Bethell and her team used data from the 2011–2012 National Survey of Children’s Health, which includes responses from parents of 95,677 children, including questions about nine traumatic experiences: poverty, divorce, alcohol or drug abuse in the home, neighborhood violence, domestic violence, mental illness in the home, parental jail time, unfair treatment because of race or ethnicity, and the death of a parent. The researchers found a link between traumatic events and “chronic health problems, including asthma, ADHD, Autism Spectrum Disorders, obesity,” and other health issues, according to the press release. These children also tended to suffer academically: The children who’d experienced at least two traumatic events were two and a half times more likely to repeat a grade in school when compared to the kids who hadn’t experienced trauma. 

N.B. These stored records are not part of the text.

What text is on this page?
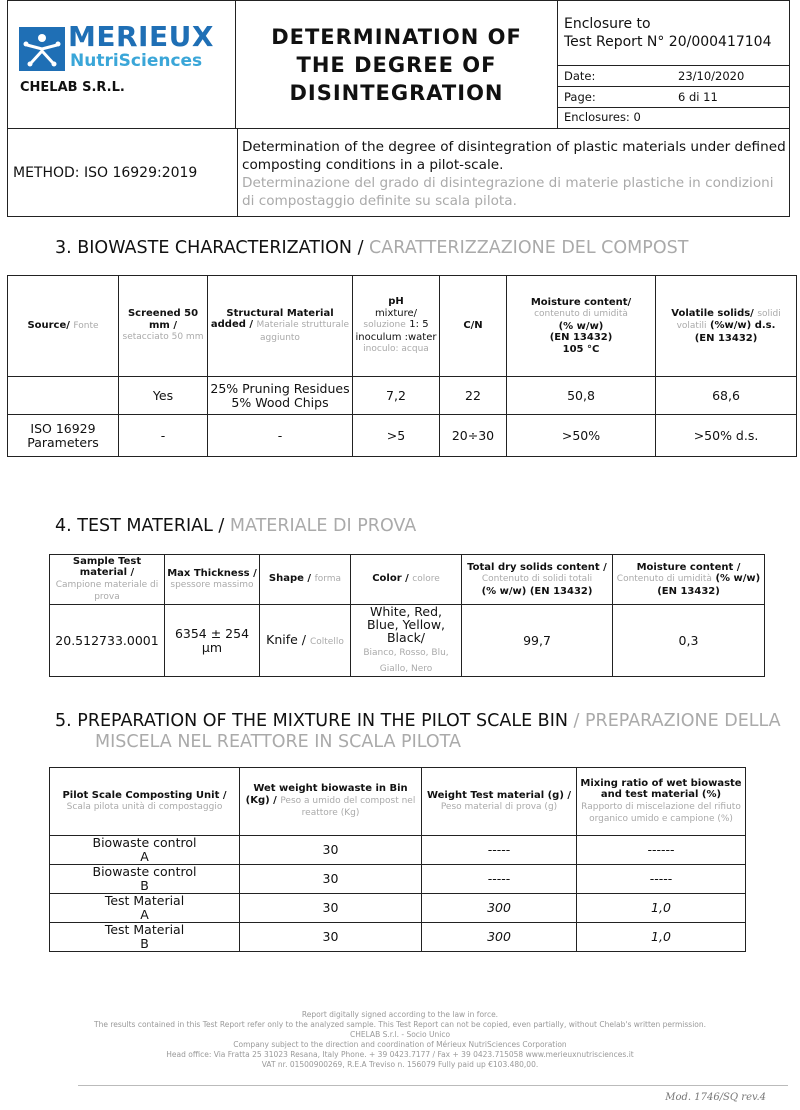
MERIEUX
NutriSciences
CHELAB S.R.L.
DETERMINATION OF
THE DEGREE OF
DISINTEGRATION
Enclosure to
Test Report N° 20/000417104
Date:	23/10/2020
Page:	6 di 11
Enclosures: 0
METHOD: ISO 16929:2019
Determination of the degree of disintegration of plastic materials under defined composting conditions in a pilot-scale.
Determinazione del grado di disintegrazione di materie plastiche in condizioni di compostaggio definite su scala pilota.
3. BIOWASTE CHARACTERIZATION / CARATTERIZZAZIONE DEL COMPOST
Source/ Fonte	Screened 50 mm /
setacciato 50 mm	Structural Material added / Materiale strutturale aggiunto	pH
mixture/
soluzione 1: 5
inoculum :water
inoculo: acqua	C/N	Moisture content/
contenuto di umidità
(% w/w)
(EN 13432)
105 °C	Volatile solids/ solidi volatili (%w/w) d.s.
(EN 13432)
	Yes	25% Pruning Residues
5% Wood Chips	7,2	22	50,8	68,6
ISO 16929
Parameters	-	-	>5	20÷30	>50%	>50% d.s.
4. TEST MATERIAL / MATERIALE DI PROVA
Sample Test material /
Campione materiale di prova	Max Thickness / spessore massimo	Shape / forma	Color / colore	Total dry solids content / Contenuto di solidi totali
(% w/w) (EN 13432)	Moisture content /
Contenuto di umidità (% w/w)
(EN 13432)
20.512733.0001	6354 ± 254
µm	Knife / Coltello	White, Red, Blue, Yellow, Black/
Bianco, Rosso, Blu, Giallo, Nero	99,7	0,3
5. PREPARATION OF THE MIXTURE IN THE PILOT SCALE BIN / PREPARAZIONE DELLA
MISCELA NEL REATTORE IN SCALA PILOTA
Pilot Scale Composting Unit /
Scala pilota unità di compostaggio	Wet weight biowaste in Bin (Kg) / Peso a umido del compost nel reattore (Kg)	Weight Test material (g) / Peso material di prova (g)	Mixing ratio of wet biowaste and test material (%)
Rapporto di miscelazione del rifiuto organico umido e campione (%)
Biowaste control
A	30	-----	------
Biowaste control
B	30	-----	-----
Test Material
A	30	300	1,0
Test Material
B	30	300	1,0
Report digitally signed according to the law in force.
The results contained in this Test Report refer only to the analyzed sample. This Test Report can not be copied, even partially, without Chelab's written permission.
CHELAB S.r.l. - Socio Unico
Company subject to the direction and coordination of Mérieux NutriSciences Corporation
Head office: Via Fratta 25 31023 Resana, Italy Phone. + 39 0423.7177 / Fax + 39 0423.715058 www.merieuxnutrisciences.it
VAT nr. 01500900269, R.E.A Treviso n. 156079 Fully paid up €103.480,00.
Mod. 1746/SQ rev.4
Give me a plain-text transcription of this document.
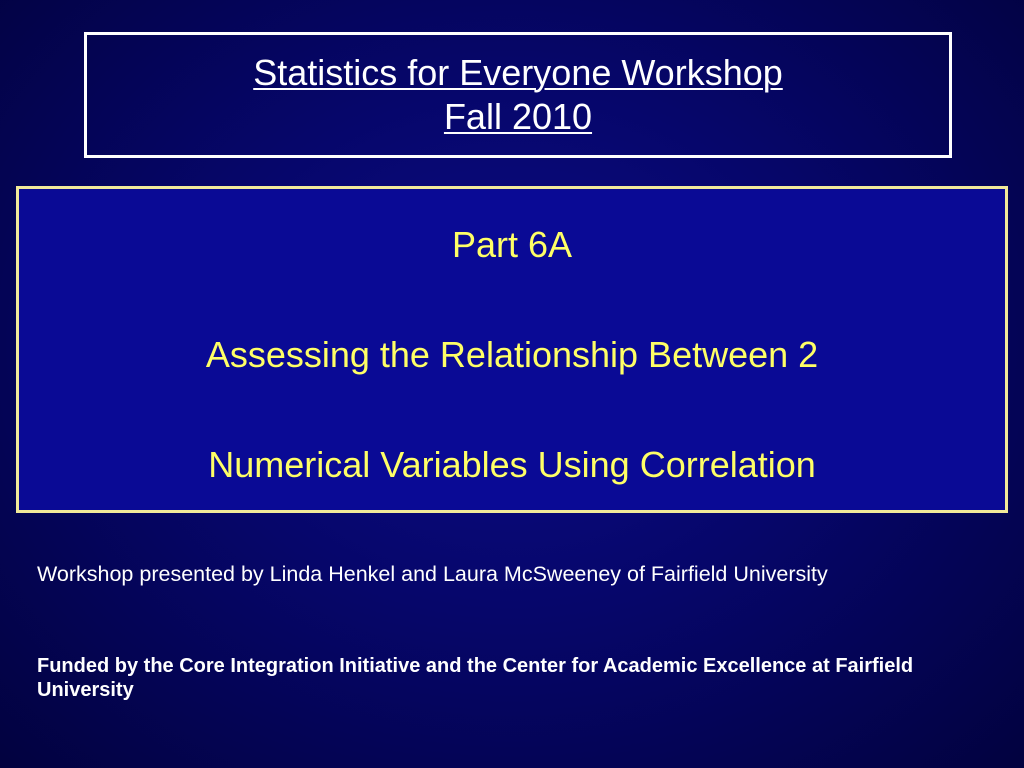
Statistics for Everyone Workshop
Fall 2010
Part 6A
Assessing the Relationship Between 2
Numerical Variables Using Correlation
Workshop presented by Linda Henkel and Laura McSweeney of Fairfield University
Funded by the Core Integration Initiative and the Center for Academic Excellence at Fairfield University
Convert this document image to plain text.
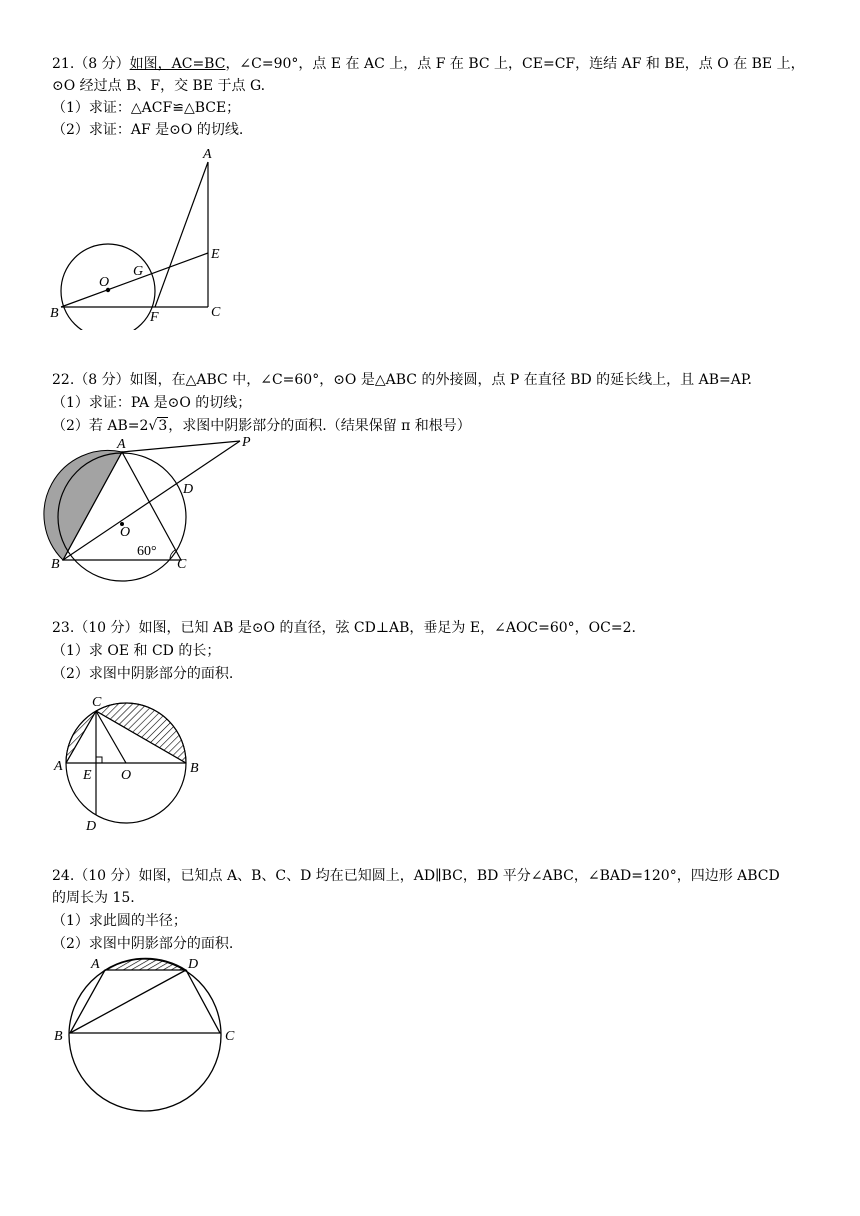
21.（8 分）如图，AC=BC，∠C=90°，点 E 在 AC 上，点 F 在 BC 上，CE=CF，连结 AF 和 BE，点 O 在 BE 上，
⊙O 经过点 B、F，交 BE 于点 G.
（1）求证：△ACF≌△BCE；
（2）求证：AF 是⊙O 的切线.
A
E
G
O
B	F	C
22.（8 分）如图，在△ABC 中，∠C=60°，⊙O 是△ABC 的外接圆，点 P 在直径 BD 的延长线上，且 AB=AP.
（1）求证：PA 是⊙O 的切线；
（2）若 AB=2√3，求图中阴影部分的面积.（结果保留 π 和根号）
A	P
D
O
60°
B	C
23.（10 分）如图，已知 AB 是⊙O 的直径，弦 CD⊥AB，垂足为 E，∠AOC=60°，OC=2.
（1）求 OE 和 CD 的长；
（2）求图中阴影部分的面积.
C
A
E O	B
D
24.（10 分）如图，已知点 A、B、C、D 均在已知圆上，AD∥BC，BD 平分∠ABC，∠BAD=120°，四边形 ABCD
的周长为 15.
（1）求此圆的半径；
（2）求图中阴影部分的面积.
A	D
B	C
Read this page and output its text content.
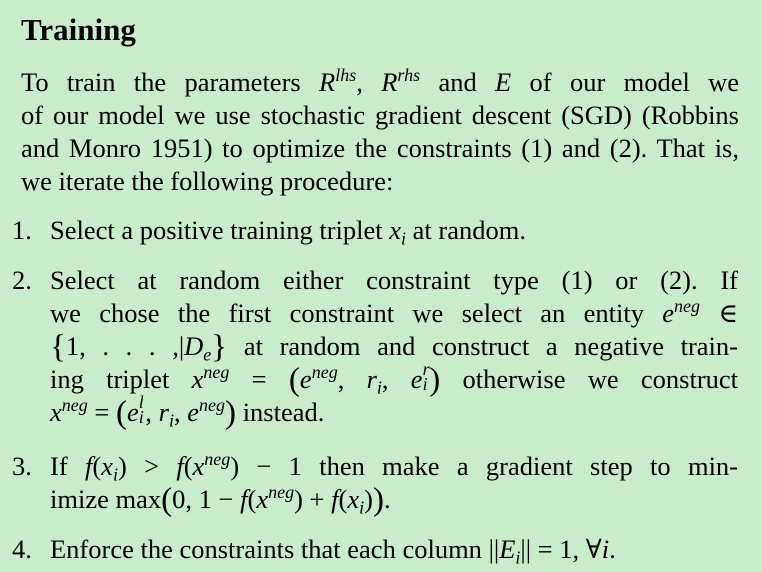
Training
To train the parameters $R^{lhs}$, $R^{rhs}$ and E of our model we
of our model we use stochastic gradient descent (SGD) (Robbins and Monro 1951) to optimize the constraints (1) and (2). That is, we iterate the following procedure:
1. Select a positive training triplet $x_i$ at random.
2. Select at random either constraint type (1) or (2). If
we chose the first constraint we select an entity $e^{neg}$ ∈
{1, . . . $,|D_e$} at random and construct a negative train-
ing triplet $x^{neg} = (e^{neg}$, $r_i$, e r
i ) otherwise we construct
$x^{neg} = (e$ l
i , $r_i$, $e^{neg}$) instead.
3. If $f(x_i) > f(x^{neg}) - 1$ then make a gradient step to min-
imize max(0, $1 - f(x^{neg}) + f(x_i)$).
4. Enforce the constraints that each column $||E_i|| = 1$, ∀i.
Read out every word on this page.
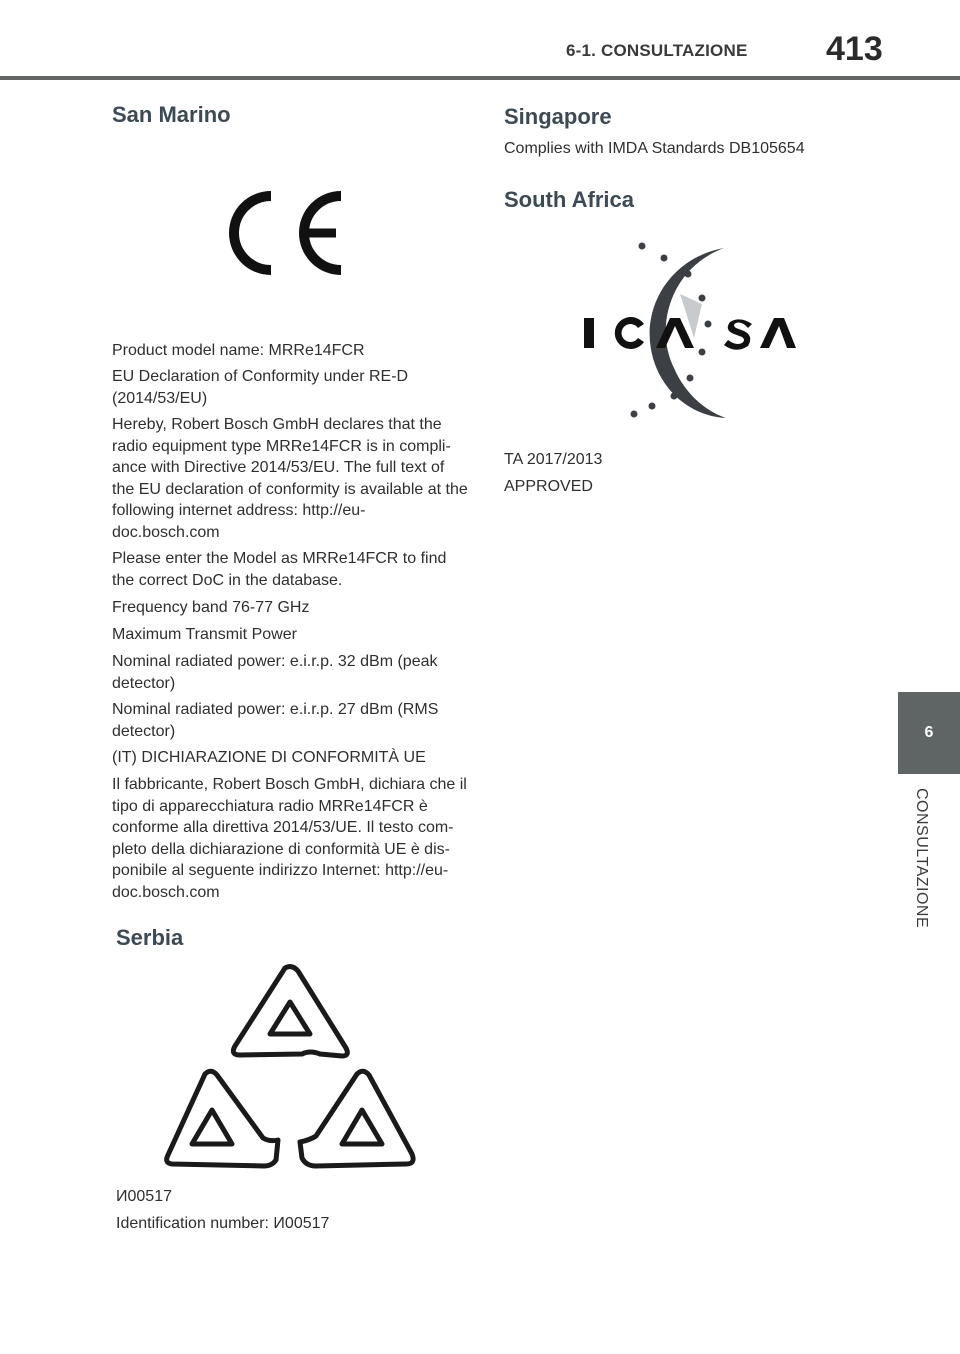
6-1. CONSULTAZIONE	413
San Marino

Product model name: MRRe14FCR

EU Declaration of Conformity under RE-D (2014/53/EU)

Hereby, Robert Bosch GmbH declares that the radio equipment type MRRe14FCR is in compli-ance with Directive 2014/53/EU. The full text of the EU declaration of conformity is available at the following internet address: http://eu-doc.bosch.com

Please enter the Model as MRRe14FCR to find the correct DoC in the database.

Frequency band 76-77 GHz

Maximum Transmit Power

Nominal radiated power: e.i.r.p. 32 dBm (peak detector)

Nominal radiated power: e.i.r.p. 27 dBm (RMS detector)

(IT) DICHIARAZIONE DI CONFORMITÀ UE

Il fabbricante, Robert Bosch GmbH, dichiara che il tipo di apparecchiatura radio MRRe14FCR è conforme alla direttiva 2014/53/UE. Il testo com-pleto della dichiarazione di conformità UE è dis-ponibile al seguente indirizzo Internet: http://eu-doc.bosch.com

Serbia

И00517

Identification number: И00517

Singapore

Complies with IMDA Standards DB105654

South Africa

TA 2017/2013

APPROVED

6
CONSULTAZIONE
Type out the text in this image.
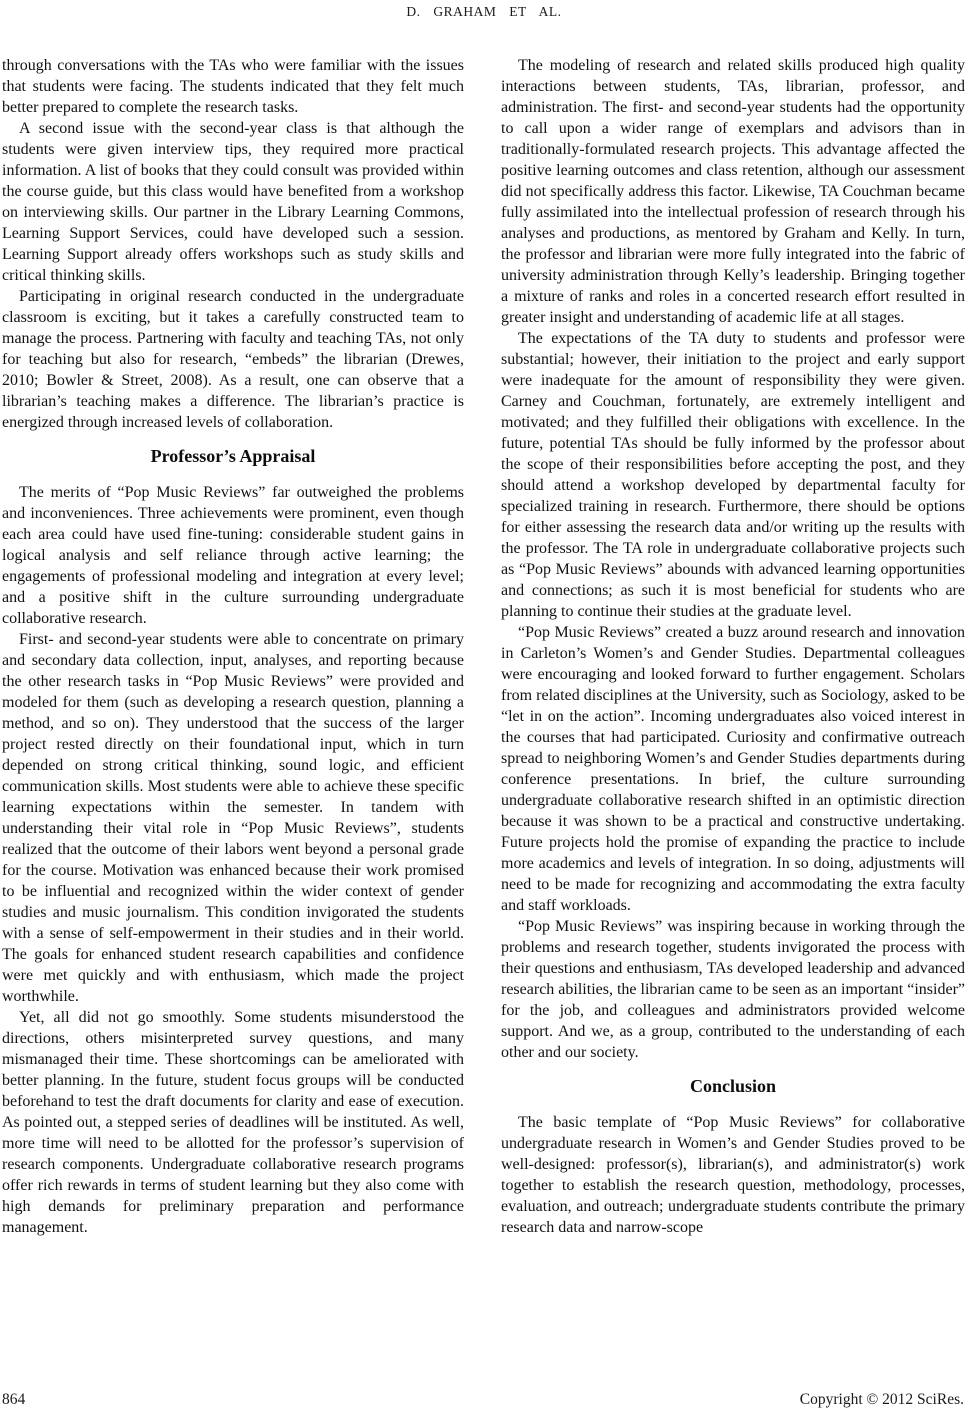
D. GRAHAM ET AL.

through conversations with the TAs who were familiar with the issues that students were facing. The students indicated that they felt much better prepared to complete the research tasks.

A second issue with the second-year class is that although the students were given interview tips, they required more practical information. A list of books that they could consult was provided within the course guide, but this class would have benefited from a workshop on interviewing skills. Our partner in the Library Learning Commons, Learning Support Services, could have developed such a session. Learning Support already offers workshops such as study skills and critical thinking skills.

Participating in original research conducted in the undergraduate classroom is exciting, but it takes a carefully constructed team to manage the process. Partnering with faculty and teaching TAs, not only for teaching but also for research, “embeds” the librarian (Drewes, 2010; Bowler & Street, 2008). As a result, one can observe that a librarian’s teaching makes a difference. The librarian’s practice is energized through increased levels of collaboration.

Professor’s Appraisal

The merits of “Pop Music Reviews” far outweighed the problems and inconveniences. Three achievements were prominent, even though each area could have used fine-tuning: considerable student gains in logical analysis and self reliance through active learning; the engagements of professional modeling and integration at every level; and a positive shift in the culture surrounding undergraduate collaborative research.

First- and second-year students were able to concentrate on primary and secondary data collection, input, analyses, and reporting because the other research tasks in “Pop Music Reviews” were provided and modeled for them (such as developing a research question, planning a method, and so on). They understood that the success of the larger project rested directly on their foundational input, which in turn depended on strong critical thinking, sound logic, and efficient communication skills. Most students were able to achieve these specific learning expectations within the semester. In tandem with understanding their vital role in “Pop Music Reviews”, students realized that the outcome of their labors went beyond a personal grade for the course. Motivation was enhanced because their work promised to be influential and recognized within the wider context of gender studies and music journalism. This condition invigorated the students with a sense of self-empowerment in their studies and in their world. The goals for enhanced student research capabilities and confidence were met quickly and with enthusiasm, which made the project worthwhile.

Yet, all did not go smoothly. Some students misunderstood the directions, others misinterpreted survey questions, and many mismanaged their time. These shortcomings can be ameliorated with better planning. In the future, student focus groups will be conducted beforehand to test the draft documents for clarity and ease of execution. As pointed out, a stepped series of deadlines will be instituted. As well, more time will need to be allotted for the professor’s supervision of research components. Undergraduate collaborative research programs offer rich rewards in terms of student learning but they also come with high demands for preliminary preparation and performance management.

The modeling of research and related skills produced high quality interactions between students, TAs, librarian, professor, and administration. The first- and second-year students had the opportunity to call upon a wider range of exemplars and advisors than in traditionally-formulated research projects. This advantage affected the positive learning outcomes and class retention, although our assessment did not specifically address this factor. Likewise, TA Couchman became fully assimilated into the intellectual profession of research through his analyses and productions, as mentored by Graham and Kelly. In turn, the professor and librarian were more fully integrated into the fabric of university administration through Kelly’s leadership. Bringing together a mixture of ranks and roles in a concerted research effort resulted in greater insight and understanding of academic life at all stages.

The expectations of the TA duty to students and professor were substantial; however, their initiation to the project and early support were inadequate for the amount of responsibility they were given. Carney and Couchman, fortunately, are extremely intelligent and motivated; and they fulfilled their obligations with excellence. In the future, potential TAs should be fully informed by the professor about the scope of their responsibilities before accepting the post, and they should attend a workshop developed by departmental faculty for specialized training in research. Furthermore, there should be options for either assessing the research data and/or writing up the results with the professor. The TA role in undergraduate collaborative projects such as “Pop Music Reviews” abounds with advanced learning opportunities and connections; as such it is most beneficial for students who are planning to continue their studies at the graduate level.

“Pop Music Reviews” created a buzz around research and innovation in Carleton’s Women’s and Gender Studies. Departmental colleagues were encouraging and looked forward to further engagement. Scholars from related disciplines at the University, such as Sociology, asked to be “let in on the action”. Incoming undergraduates also voiced interest in the courses that had participated. Curiosity and confirmative outreach spread to neighboring Women’s and Gender Studies departments during conference presentations. In brief, the culture surrounding undergraduate collaborative research shifted in an optimistic direction because it was shown to be a practical and constructive undertaking. Future projects hold the promise of expanding the practice to include more academics and levels of integration. In so doing, adjustments will need to be made for recognizing and accommodating the extra faculty and staff workloads.

“Pop Music Reviews” was inspiring because in working through the problems and research together, students invigorated the process with their questions and enthusiasm, TAs developed leadership and advanced research abilities, the librarian came to be seen as an important “insider” for the job, and colleagues and administrators provided welcome support. And we, as a group, contributed to the understanding of each other and our society.

Conclusion

The basic template of “Pop Music Reviews” for collaborative undergraduate research in Women’s and Gender Studies proved to be well-designed: professor(s), librarian(s), and administrator(s) work together to establish the research question, methodology, processes, evaluation, and outreach; undergraduate students contribute the primary research data and narrow-scope

864	Copyright © 2012 SciRes.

But there is a silver lining here, according to the press release:

Among children with two or more adverse experiences who already have a chronic condition requiring regular doctor visits, those who had learned and showed even the one aspect of resilience evaluated in the study were 1.5-times more likely to be engaged in school and nearly half as likely to repeat a grade in school compared to those who had not learned this skill.

Exactly how those kids learn resiliency is the question, and it’s one the researchers intend to answer. As Bethell said in a press statement, “Supporting and teaching the adults in children’s lives to learn to heal from trauma and learn resilience themselves may be the most effective strategy to implement immediately.”